Даже в халупе, а тем более во дворце и в государстве невозможно вести хозяйство, не прибегая к арифметике, весам и розгам.
Я была так возбуждена и так зла, что совсем позабыла об Одиссее. Выходя из свинарников, прошла мимо загона кабана. Тогда я вспомнила о своем муже. Огромный зверь заполнял все пространство. Свирепый, страшный и неудержимый, он фыркал, как десяток кузнечных мехов, и тряс железную решетку, словно она была из камыша. Его испугался бы и сам Геракл, убивший его прадеда. Ибо он был правнуком Эриманфского вепря. Его прислал нам в подарок из Олоноса мудрейший из мудрецов и первейший из воров Эллады — старик Нестор. Красота божественная. Я нарекла его Одиссеем. Постараюсь почаще приходить смотреть на него, чтобы вспоминать того, другого. Приказала ухаживать за ним, как за царем. Давать ему двойной и тройной рацион и такой гарем, сколько выдержит. И чтобы над его дверью прикрепили деревянную эмблему, изображающую молнию среди ветвей лавра.
Заметив, как, разинув рты, смотрят на меня все: щитоносцы, ликторы, слуги и рабы, — я резко повернулась к ним лицом и, вытянув свое маленькое тело (до самых небес) и возвысив свой голос (словно он раздавался с небес), произнесла громко и отчетливо:
— Животные будут получать двойную порцию корма. Они нас кормят. А вот рацион людям я урежу наполовину. Таким образом, вы не будете напрасно толстеть и у вас появится охота работать.

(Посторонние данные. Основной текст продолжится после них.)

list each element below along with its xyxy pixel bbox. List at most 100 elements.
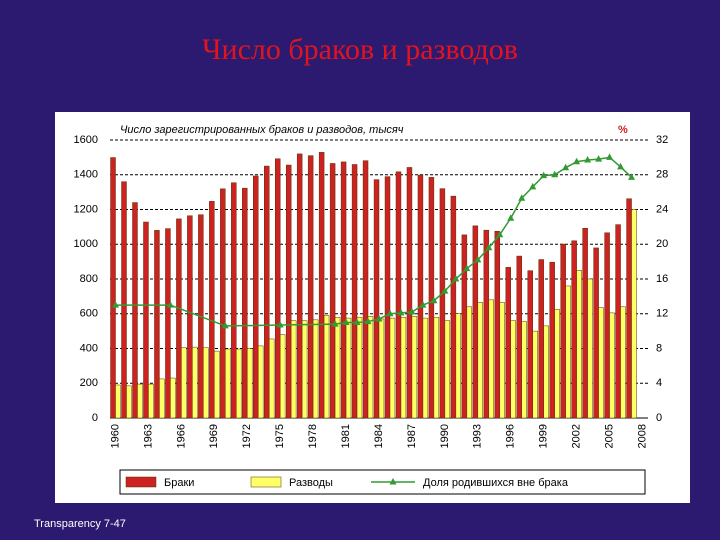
line-marker [606, 153, 614, 160]
bar [378, 318, 385, 419]
line-marker [474, 255, 482, 263]
bar [538, 259, 544, 419]
bar [231, 182, 237, 419]
line-marker [221, 321, 229, 329]
bar [450, 195, 457, 419]
bar [516, 255, 522, 419]
slide-title: Число браков и разводов [202, 33, 518, 66]
y-tick-label: 400 [80, 342, 98, 354]
bar [301, 320, 308, 419]
bar [472, 225, 479, 419]
bar [318, 152, 325, 419]
bar [626, 198, 632, 419]
bar [593, 247, 599, 419]
bar [615, 224, 621, 419]
x-tick-label: 2002 [571, 424, 583, 448]
x-tick-label: 1960 [109, 424, 121, 448]
x-tick-label: 1990 [439, 424, 451, 448]
line-marker [441, 287, 449, 294]
bar [132, 202, 138, 419]
bar [499, 302, 505, 419]
bar [192, 346, 198, 419]
bar [373, 179, 380, 419]
bar [389, 317, 396, 419]
bar [257, 345, 264, 419]
bar [417, 174, 424, 419]
bar [290, 320, 297, 419]
bar [340, 161, 347, 419]
bar [279, 334, 286, 419]
y-tick-label: 0 [92, 412, 98, 424]
line-marker [430, 296, 438, 304]
bar [400, 316, 407, 419]
bar [565, 285, 571, 419]
bar [631, 209, 637, 419]
legend-swatch [125, 476, 157, 488]
bar [209, 201, 215, 419]
bar [165, 228, 171, 419]
bar [461, 234, 468, 419]
x-tick-label: 1984 [373, 424, 385, 448]
line-marker [507, 214, 515, 221]
line-marker [551, 170, 559, 178]
line-marker [518, 194, 526, 201]
bar [367, 316, 374, 419]
bar [571, 240, 577, 419]
y-tick-label: 1600 [74, 134, 98, 146]
bar [246, 348, 253, 419]
bar [411, 316, 418, 419]
bar [362, 160, 369, 419]
line-marker [386, 309, 394, 317]
line-marker [111, 301, 119, 308]
bar [307, 155, 314, 419]
bar [351, 164, 358, 419]
x-tick-label: 1996 [505, 424, 517, 448]
bar [242, 187, 248, 419]
line-marker [408, 308, 416, 315]
line-marker [617, 162, 625, 170]
line-marker [595, 155, 603, 162]
bar [121, 181, 127, 419]
legend-swatch [250, 476, 282, 488]
y2-tick-label: 20 [656, 238, 668, 250]
y-tick-label: 200 [80, 377, 98, 389]
line-marker [463, 264, 471, 272]
y2-tick-label: 12 [656, 308, 668, 320]
x-tick-label: 1972 [241, 424, 253, 448]
line-marker [485, 243, 493, 251]
line-marker [573, 157, 581, 165]
bar [406, 167, 413, 419]
bar [598, 307, 604, 419]
bar [126, 385, 132, 419]
bar [159, 378, 165, 419]
x-tick-label: 1975 [274, 424, 286, 448]
y2-label: % [618, 124, 628, 136]
x-tick-label: 1999 [538, 424, 550, 448]
y-tick-label: 1200 [74, 203, 98, 215]
bar [455, 313, 462, 419]
bar [604, 232, 610, 419]
bar [549, 261, 555, 419]
bar [110, 157, 116, 419]
line-marker [584, 155, 592, 163]
bar [384, 176, 391, 419]
bar [620, 306, 626, 419]
bar [187, 215, 193, 419]
bar [494, 230, 501, 419]
bar [253, 175, 259, 419]
bar [587, 278, 593, 419]
x-tick-label: 2005 [603, 424, 615, 448]
bar [170, 377, 176, 419]
x-tick-label: 2008 [636, 424, 648, 448]
line-marker [452, 275, 460, 282]
bar [334, 316, 341, 419]
bar [428, 177, 435, 419]
bar [505, 267, 512, 419]
y2-tick-label: 4 [656, 377, 662, 389]
legend-marker [389, 478, 397, 485]
chart-title: Число зарегистрированных браков и развод… [120, 124, 404, 136]
bar [154, 230, 160, 419]
line-marker [166, 301, 174, 308]
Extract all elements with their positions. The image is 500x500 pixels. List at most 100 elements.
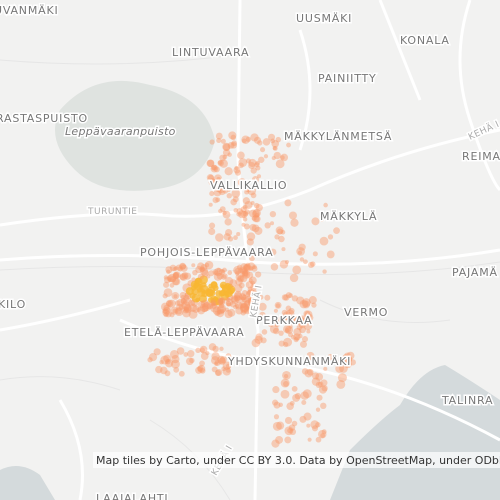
- heat-point: [282, 370, 291, 380]
- heat-point: [317, 381, 324, 388]
- heat-point: [237, 275, 244, 282]
- heat-point: [148, 353, 158, 362]
- heat-point: [197, 300, 206, 309]
- heat-point: [175, 308, 182, 315]
- heat-point: [237, 178, 247, 187]
- heat-point: [283, 381, 289, 387]
- heat-point: [346, 356, 353, 363]
- heat-point: [199, 266, 205, 273]
- heat-point: [296, 247, 305, 256]
- heat-point: [262, 138, 271, 146]
- heat-point: [220, 309, 225, 314]
- heat-point: [163, 354, 172, 363]
- heat-point: [240, 310, 246, 316]
- heat-point: [242, 210, 249, 217]
- heat-point: [174, 307, 184, 317]
- heat-point: [214, 359, 221, 366]
- heat-point: [219, 346, 224, 352]
- place-label: VERMO: [344, 306, 388, 319]
- heat-point: [258, 294, 264, 300]
- heat-point: [273, 414, 280, 420]
- heat-point: [218, 188, 226, 196]
- heat-point: [311, 377, 321, 386]
- heat-point: [160, 302, 170, 311]
- heat-point: [303, 321, 313, 331]
- heat-point: [216, 137, 222, 144]
- heat-point: [195, 297, 200, 303]
- heat-point: [276, 228, 284, 235]
- heat-point: [299, 340, 308, 348]
- heat-point: [284, 260, 289, 265]
- heat-point: [246, 238, 254, 246]
- heat-point: [249, 255, 255, 262]
- heat-point: [275, 226, 284, 235]
- heat-point: [208, 227, 216, 236]
- heat-point: [222, 361, 232, 371]
- heat-point: [251, 265, 258, 272]
- heat-point: [298, 243, 306, 251]
- heat-point: [250, 284, 258, 291]
- heat-point: [263, 154, 269, 159]
- heat-point: [349, 359, 356, 366]
- heat-point: [242, 204, 248, 210]
- heat-point: [272, 386, 280, 394]
- heat-point: [252, 214, 260, 223]
- heat-point: [246, 271, 254, 279]
- heat-point: [307, 437, 312, 442]
- heat-point: [308, 261, 315, 269]
- heat-point: [210, 303, 219, 313]
- heat-point: [282, 311, 292, 320]
- heat-point: [222, 210, 231, 219]
- heat-point: [181, 272, 189, 279]
- heat-point: [222, 142, 231, 151]
- heat-point: [315, 407, 321, 412]
- heat-point: [240, 305, 249, 314]
- place-label: VALLIKALLIO: [210, 179, 287, 192]
- heat-point: [241, 135, 250, 144]
- heat-point: [278, 235, 285, 243]
- heat-point: [167, 273, 177, 283]
- heat-point: [202, 302, 212, 312]
- heat-point: [163, 288, 173, 297]
- heat-point: [301, 336, 309, 343]
- place-label: YHDYSKUNNANMÄKI: [227, 355, 351, 368]
- heat-point: [238, 282, 245, 289]
- heat-point: [162, 308, 168, 314]
- heat-point: [225, 298, 234, 307]
- heat-point: [288, 324, 293, 329]
- heat-point: [147, 357, 153, 363]
- heat-point: [227, 152, 232, 157]
- heat-point: [286, 402, 294, 410]
- heat-point: [228, 131, 237, 140]
- heat-point: [183, 303, 192, 312]
- heat-point: [227, 142, 235, 149]
- heat-point: [180, 264, 188, 272]
- heat-point: [219, 154, 226, 162]
- heat-point: [180, 294, 186, 300]
- heat-point: [172, 273, 179, 279]
- heat-point: [206, 159, 215, 168]
- heat-point: [238, 162, 244, 169]
- heat-point: [234, 166, 239, 171]
- heat-point: [201, 290, 209, 298]
- heat-point: [245, 136, 252, 142]
- heat-point: [195, 265, 203, 274]
- heat-point: [315, 422, 321, 428]
- heat-point: [247, 286, 253, 292]
- heat-point: [284, 325, 294, 335]
- heat-point: [222, 154, 228, 160]
- heat-point: [315, 381, 323, 389]
- heat-point: [238, 210, 247, 219]
- heat-point: [199, 345, 208, 354]
- heat-point: [166, 269, 171, 274]
- heat-point: [222, 267, 227, 273]
- heat-point: [253, 202, 260, 209]
- heat-point: [218, 298, 224, 304]
- heat-point: [290, 218, 299, 227]
- heat-point: [241, 222, 246, 227]
- heat-point: [281, 309, 288, 316]
- heat-point: [339, 364, 348, 373]
- heat-point: [272, 146, 277, 151]
- heat-point: [311, 372, 320, 380]
- heat-point: [292, 393, 301, 402]
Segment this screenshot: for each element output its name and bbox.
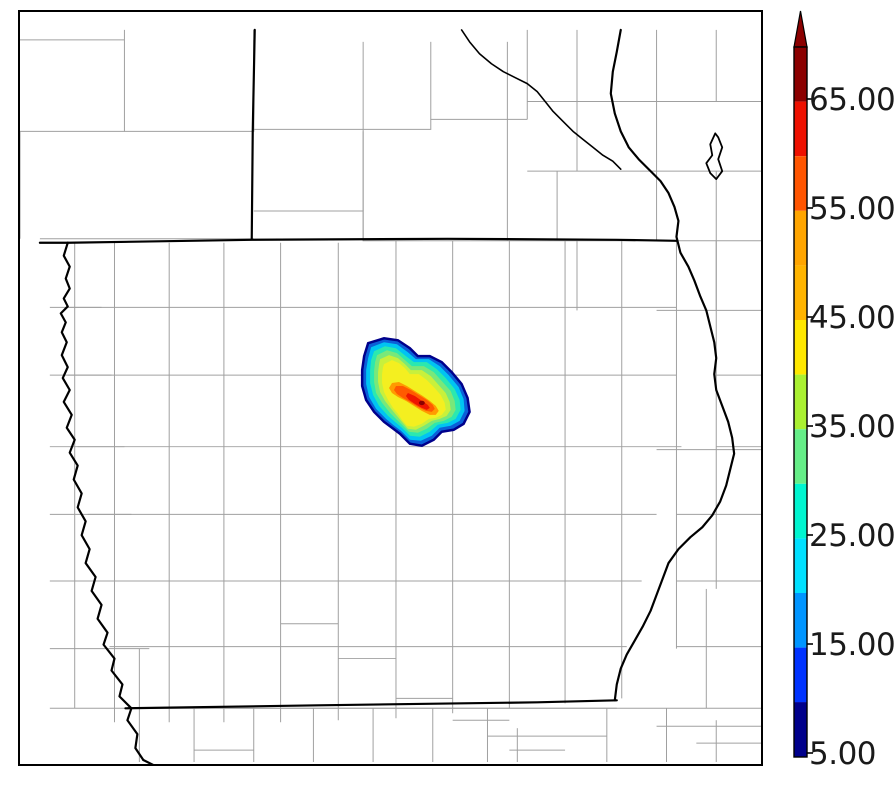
state-border-missouri-north: [124, 699, 618, 710]
colorbar-tick-label-15: 15.00: [809, 627, 894, 663]
state-border-iowa-north: [66, 237, 678, 244]
colorbar-tick-label-65: 65.00: [809, 82, 894, 118]
contour-peak-point: [418, 400, 425, 406]
colorbar-ticks: [807, 98, 813, 754]
contour-level-65: [405, 392, 430, 410]
colorbar-tick-label-55: 55.00: [809, 191, 894, 227]
river-mississippi-upper: [460, 29, 622, 170]
precipitation-contour-blob: [360, 336, 471, 447]
state-border-missouri-river-south: [142, 758, 154, 764]
map-canvas: [20, 12, 761, 764]
colorbar-arrow-max: [793, 10, 808, 48]
colorbar-bands: [794, 47, 807, 757]
state-border-mississippi-river: [609, 28, 736, 702]
colorbar-canvas: [793, 10, 813, 758]
colorbar-tick-label-35: 35.00: [809, 409, 894, 445]
colorbar-outline: [793, 46, 808, 758]
county-boundaries: [20, 29, 761, 763]
colorbar-tick-label-25: 25.00: [809, 518, 894, 554]
colorbar-tick-label-45: 45.00: [809, 300, 894, 336]
river-oxbow-detail: [705, 132, 724, 181]
colorbar-tick-label-5: 5.00: [809, 736, 877, 772]
state-border-sd-mn: [250, 28, 256, 240]
colorbar-panel: 65.00 55.00 45.00 35.00 25.00 15.00 5.00: [783, 5, 894, 780]
state-boundaries: [38, 28, 736, 764]
map-panel: [18, 10, 763, 766]
state-border-iowa-west: [59, 241, 145, 762]
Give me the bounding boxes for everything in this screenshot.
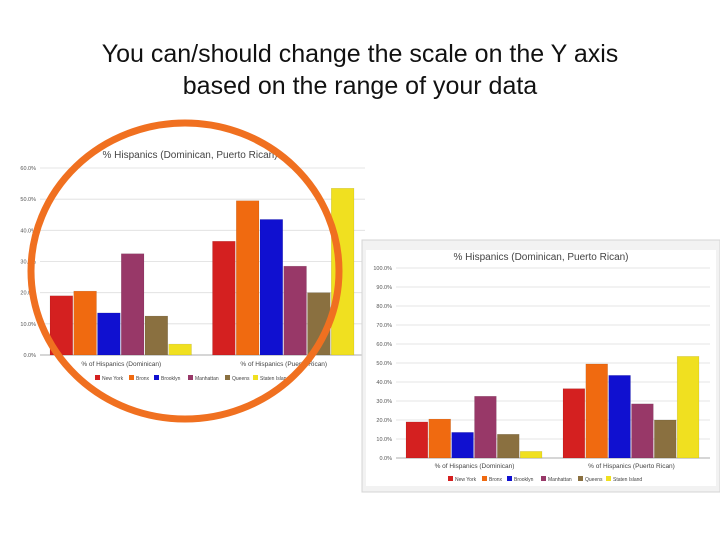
bar-bronx bbox=[428, 418, 451, 459]
bar-queens bbox=[654, 419, 677, 459]
y-tick-label: 50.0% bbox=[376, 361, 392, 367]
chart-title: % Hispanics (Dominican, Puerto Rican) bbox=[102, 150, 277, 161]
legend-entry: Staten Island bbox=[260, 376, 289, 382]
category-label: % of Hispanics (Puerto Rican) bbox=[588, 463, 675, 470]
legend-swatch bbox=[225, 375, 230, 380]
y-tick-label: 80.0% bbox=[376, 304, 392, 310]
bar-manhattan bbox=[631, 403, 654, 459]
bar-staten-island bbox=[168, 343, 192, 356]
legend-swatch bbox=[507, 476, 512, 481]
bar-bronx bbox=[585, 363, 608, 459]
legend-entry: Manhattan bbox=[195, 376, 219, 382]
y-tick-label: 90.0% bbox=[376, 285, 392, 291]
category-label: % of Hispanics (Dominican) bbox=[81, 361, 161, 368]
legend-entry: Brooklyn bbox=[514, 477, 534, 483]
chart-2: % Hispanics (Dominican, Puerto Rican) 100… bbox=[361, 239, 720, 493]
legend-entry: New York bbox=[455, 477, 477, 483]
legend-entry: Queens bbox=[232, 376, 250, 382]
category-label: % of Hispanics (Puerto Rican) bbox=[240, 361, 327, 368]
chart-title: % Hispanics (Dominican, Puerto Rican) bbox=[453, 252, 628, 263]
legend-swatch bbox=[129, 375, 134, 380]
legend-entry: Bronx bbox=[136, 376, 150, 382]
bar-staten-island bbox=[331, 188, 355, 356]
legend-entry: Staten Island bbox=[613, 477, 642, 483]
y-tick-label: 60.0% bbox=[20, 166, 36, 172]
y-tick-label: 70.0% bbox=[376, 323, 392, 329]
legend-entry: Queens bbox=[585, 477, 603, 483]
y-tick-label: 20.0% bbox=[376, 418, 392, 424]
y-tick-label: 40.0% bbox=[20, 228, 36, 234]
slide-title: You can/should change the scale on the Y… bbox=[0, 38, 720, 102]
legend-swatch bbox=[482, 476, 487, 481]
bar-brooklyn bbox=[451, 432, 474, 459]
bar-manhattan bbox=[121, 253, 145, 356]
legend-swatch bbox=[154, 375, 159, 380]
legend-swatch bbox=[541, 476, 546, 481]
legend-entry: Manhattan bbox=[548, 477, 572, 483]
y-tick-label: 0.0% bbox=[23, 353, 36, 359]
bar-bronx bbox=[236, 200, 260, 356]
category-label: % of Hispanics (Dominican) bbox=[435, 463, 515, 470]
slide-title-line-1: You can/should change the scale on the Y… bbox=[101, 40, 619, 68]
legend-swatch bbox=[448, 476, 453, 481]
legend-swatch bbox=[188, 375, 193, 380]
y-tick-label: 60.0% bbox=[376, 342, 392, 348]
legend-swatch bbox=[606, 476, 611, 481]
y-tick-label: 40.0% bbox=[376, 380, 392, 386]
bar-staten-island bbox=[676, 356, 700, 459]
legend-entry: Brooklyn bbox=[161, 376, 181, 382]
legend-swatch bbox=[578, 476, 583, 481]
bar-manhattan bbox=[474, 396, 497, 459]
bar-brooklyn bbox=[259, 219, 283, 356]
highlight-circle bbox=[27, 119, 343, 423]
y-tick-label: 20.0% bbox=[20, 291, 36, 297]
y-tick-label: 100.0% bbox=[373, 266, 392, 272]
bar-bronx bbox=[73, 290, 97, 356]
legend-entry: New York bbox=[102, 376, 124, 382]
y-tick-label: 0.0% bbox=[379, 456, 392, 462]
slide-title-line-2: based on the range of your data bbox=[182, 72, 538, 100]
y-tick-label: 10.0% bbox=[20, 322, 36, 328]
bar-staten-island bbox=[519, 451, 543, 459]
y-tick-label: 30.0% bbox=[376, 399, 392, 405]
legend-swatch bbox=[253, 375, 258, 380]
bar-new-york bbox=[405, 421, 429, 459]
legend-entry: Bronx bbox=[489, 477, 503, 483]
legend-swatch bbox=[95, 375, 100, 380]
y-tick-label: 50.0% bbox=[20, 197, 36, 203]
bar-brooklyn bbox=[608, 375, 631, 459]
chart-1: % Hispanics (Dominican, Puerto Rican) 60.… bbox=[20, 150, 365, 382]
bar-new-york bbox=[212, 240, 236, 356]
bar-new-york bbox=[562, 388, 586, 459]
y-tick-label: 10.0% bbox=[376, 437, 392, 443]
bar-queens bbox=[497, 434, 520, 459]
bar-queens bbox=[144, 315, 168, 356]
bar-brooklyn bbox=[97, 312, 121, 356]
bar-manhattan bbox=[283, 265, 307, 356]
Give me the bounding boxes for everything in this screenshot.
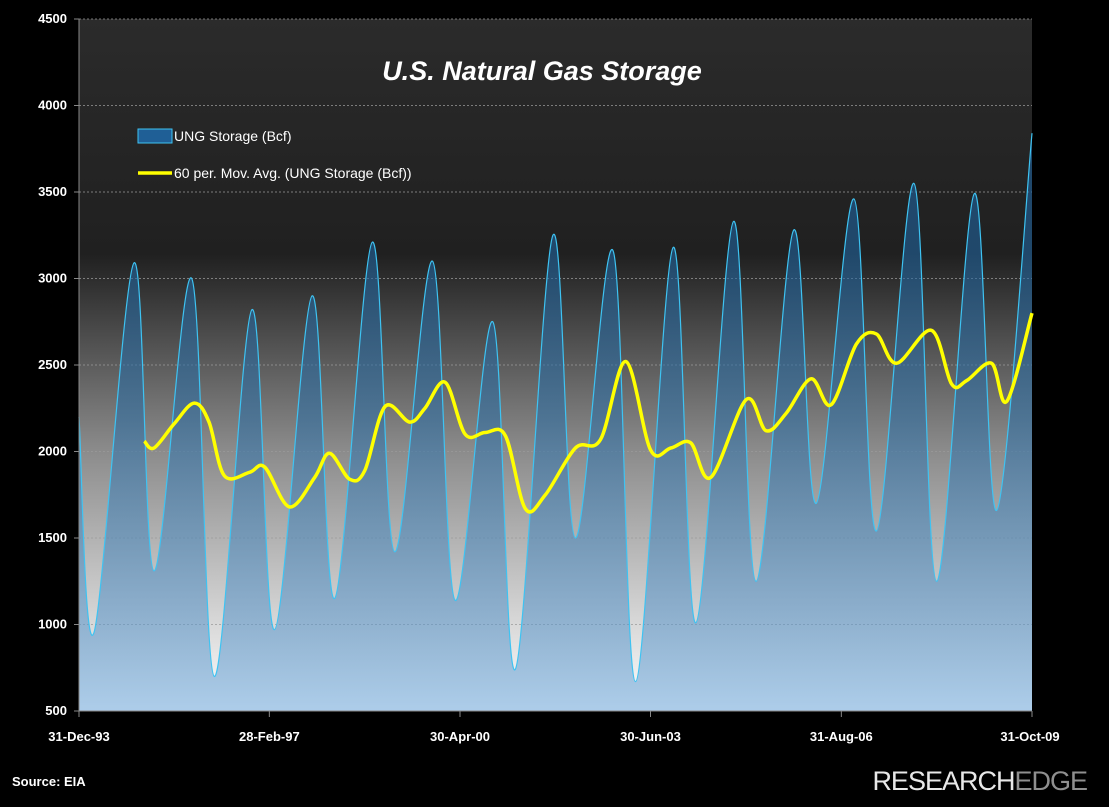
series-storage-line (78, 133, 1033, 683)
y-tick-label: 4500 (38, 11, 67, 26)
x-tick-label: 31-Dec-93 (48, 729, 109, 744)
y-tick-label: 4000 (38, 98, 67, 113)
y-tick-label: 3000 (38, 271, 67, 286)
x-tick-label: 31-Aug-06 (810, 729, 873, 744)
series-moving-average-line (142, 312, 1034, 514)
y-tick-label: 2000 (38, 444, 67, 459)
y-tick-label: 3500 (38, 184, 67, 199)
brand-logo-part2: EDGE (1014, 766, 1088, 796)
series-storage-area (79, 133, 1032, 711)
x-axis-ticks: 31-Dec-93 28-Feb-97 30-Apr-00 30-Jun-03 31-A… (48, 711, 1060, 744)
y-axis-ticks: 500 1000 1500 2000 2500 3000 3500 4000 4500 (38, 11, 79, 718)
x-tick-label: 30-Jun-03 (620, 729, 681, 744)
x-tick-label: 30-Apr-00 (430, 729, 490, 744)
y-tick-label: 2500 (38, 357, 67, 372)
x-tick-label: 31-Oct-09 (1000, 729, 1059, 744)
source-note: Source: EIA (12, 774, 86, 789)
legend: UNG Storage (Bcf) 60 per. Mov. Avg. (UNG… (137, 128, 412, 181)
legend-swatch-storage (137, 128, 173, 144)
brand-logo: RESEARCHEDGE (872, 766, 1088, 797)
y-tick-label: 1000 (38, 617, 67, 632)
legend-label-storage: UNG Storage (Bcf) (174, 128, 291, 144)
x-tick-label: 28-Feb-97 (239, 729, 300, 744)
y-tick-label: 500 (45, 703, 67, 718)
y-tick-label: 1500 (38, 530, 67, 545)
legend-label-moving-average: 60 per. Mov. Avg. (UNG Storage (Bcf)) (174, 165, 412, 181)
brand-logo-part1: RESEARCH (872, 766, 1015, 796)
chart-title: U.S. Natural Gas Storage (382, 56, 702, 86)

Кровь в вас не будет кипеть и раздражать плоть и фантазию. Истощая ваше тело, я укреплю ваш дух. Стезя Добродетели — стезя Поста!
Хорошее начало
Не понимаю, что со мной происходит. Чувствую себя превосходно. Даже поправилась. Во дворце и в государстве все идет как по маслу. Нет надо мною никакого тирана. Я сама тиран. И все же что-то тревожит мне сердце. Какое-то уныние! Хаос. (От Хаоса родилась Гея, а от Геи — Эрот!)
Возможно, это оттого, что я много ем, бездельничаю и валяюсь. Нечто вроде ожидания и обещания из-за пределов Хаоса, где встречаются Гея и Эрот.
Может быть, просто потому, что сегодня вторник — несчастливый день.
Растянувшись на балконе в кресле-качалке, я смотрю вниз на сад, полный цветов и плодов. Нежное дуновение ветерка освежает мне лицо, донося мельчайшие брызги фонтана. Но пламя, бушующее у меня в голове, не утихает.
Жизнь прекрасна, даже без мужа. Миртула сидит на полу, прижавшись к моим ногам. И я погружаюсь в Хаос, не касаясь Геи, а Эрот не спешит поддержать меня.
Ну и пусть его не будет!
На следующий день.
Я изнываю от жары. Двери и окна открыты настежь, и все равно ни малейшего дуновения. Душно. Поплакать бы, может, легче станет. Но как заплачешь, если нет ни печали, ни радости?
Сейчас у нас первая половина августа.
На столе, на серебряном подносе, благоухают, сверкают и источают мед инжир, виноград и персики, только что сорванные в саду. Надкусываю и кладу обратно. Их доедает малышка.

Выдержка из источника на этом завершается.